Michael S. Lockett “His Dark Materials” (Limited Series, HBO)
It’s my favorite children’s story about killing God and fighting the deep and pervasive evil of a massive, monotheistic church in a universe that in no way resembles our own in strange but very similar ways. Dafne Keen does a great job as Lyra Belacqua, and I would watch Lin-Manuel Miranda act as anything. While they do adjust the timeline, importing some elements from the next book in the series, it’s sharp looking, well acted, and definitely not super-topical in a time when churches are not doing appallingly awful stuff to children all the time and not being held accountable for it.
What we’re listening to
Ben Hohenstatt: “Screw It, We’re Just Going to Talk About the Beatles” (Podcast)
This comic dissection of the Beatles’ discography officially came to an end shortly before the COVID-19 pandemic shut down everything. Like a phoenix powered by quarantine-imposed free time, it’s risen from the ashes to re-analyze the Beatles’ first two releases. It’s a welcome return for me, as the podcast really captures the feeling of putting on an album and talking music with a friend who shares your mild obsession. If silly, occasionally ribald humor mixed with fairly well-informed analysis of the Beatles sounds appealing, this is an extremely pleasant way to sink a few hours.
Ben Hohenstatt: “High Risk Behaviour” by The Chats (Album)
I hope snickering teens still pass around this kind of aggressively sophomoric music. The first full-length release from these Aussie scuzz-punks is a collection of sub-two-minute odes to misdemeanors and social diseases. This is willfully, gleefully immature music that heavily apes the sound of the Sex Pistols with humor reminiscent of the Dead Milkmen without sounding totally derivative. It’s also proudly debased without crossing into Dwarves-esque bad taste territory. The lack of a hyphen in a compound modifier and the non-American spelling of behavior do drive me slightly crazy, though.
Ben Hohenstatt: “Football Money” by Kiwi Jr (Album)

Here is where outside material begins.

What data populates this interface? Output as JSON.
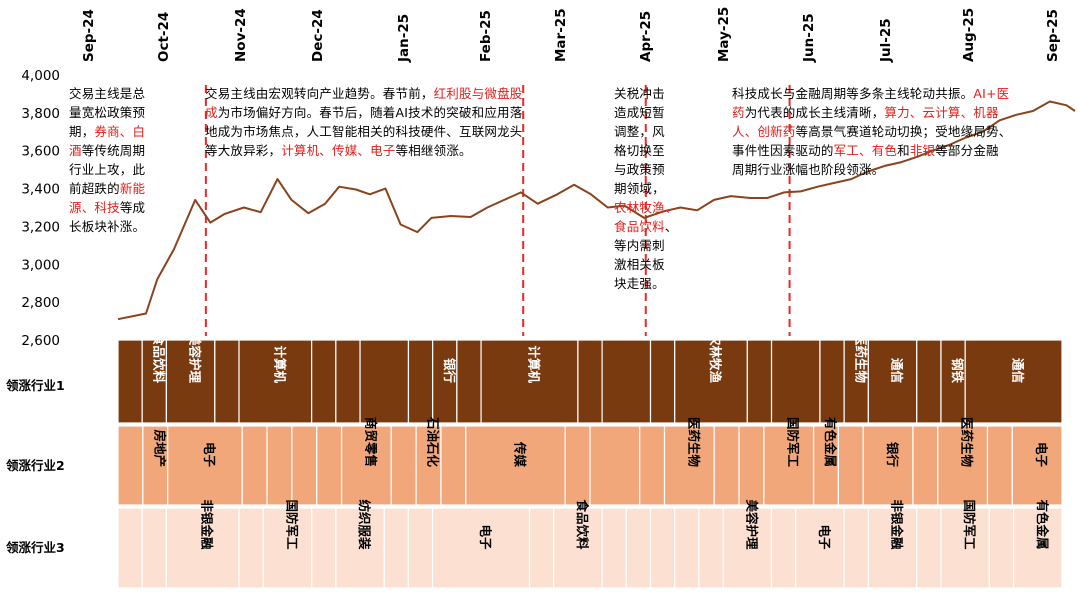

Fans of jangly indie rock need look no further than the debut from this Canadian quartet for all their spring soundtrack needs. “Football Money” is a collection of deceptively tight slacker rock with hooks for days and legitimately funny lyrics. If I had to choose between this album and the similarly Pavement-indebted first release from Parquet Courts, I’d go with “Football Money.”
What we’re playing
Michael S. Lockett: “Ace Combat 7” (PC, PlayStation 4 and Xbox One)
I’m sure there’s a plot somewhere in this game, but it’s so pointlessly convoluted and anime-ish that, I mean, who cares? The planes are gorgeous, the controls are great, and the combat is satisfying. Is it like playing an arcade game where the combat is the entire point? Sure. But that’s enough. Put on the “Top Gun” soundtrack and go blow up some Russians. Or robots. Or fictional countries. I still haven’t figured it out but again I don’t care so long as I get to fly an F-14D and splatter faceless enemies all over the sky in gorgeous, beautifully rendered fireballs.
Ben Hohenstatt: “Basketball GM” (PC, Mac and Mobile)
This is a free-to-play browser game made by one guy, and it’s incredibly addictive. It’s been around for several years and continues to grow in scope and detail. I hadn’t played it in a while before recently revisiting it to see all sorts of new tweaks had added considerable depth to the game — scouting, player development and team building are all substantially different from the game I remember dominating an embarrassing amount of my summer of 2014. If you have a thing for general manager sims, then this will be compulsively playable.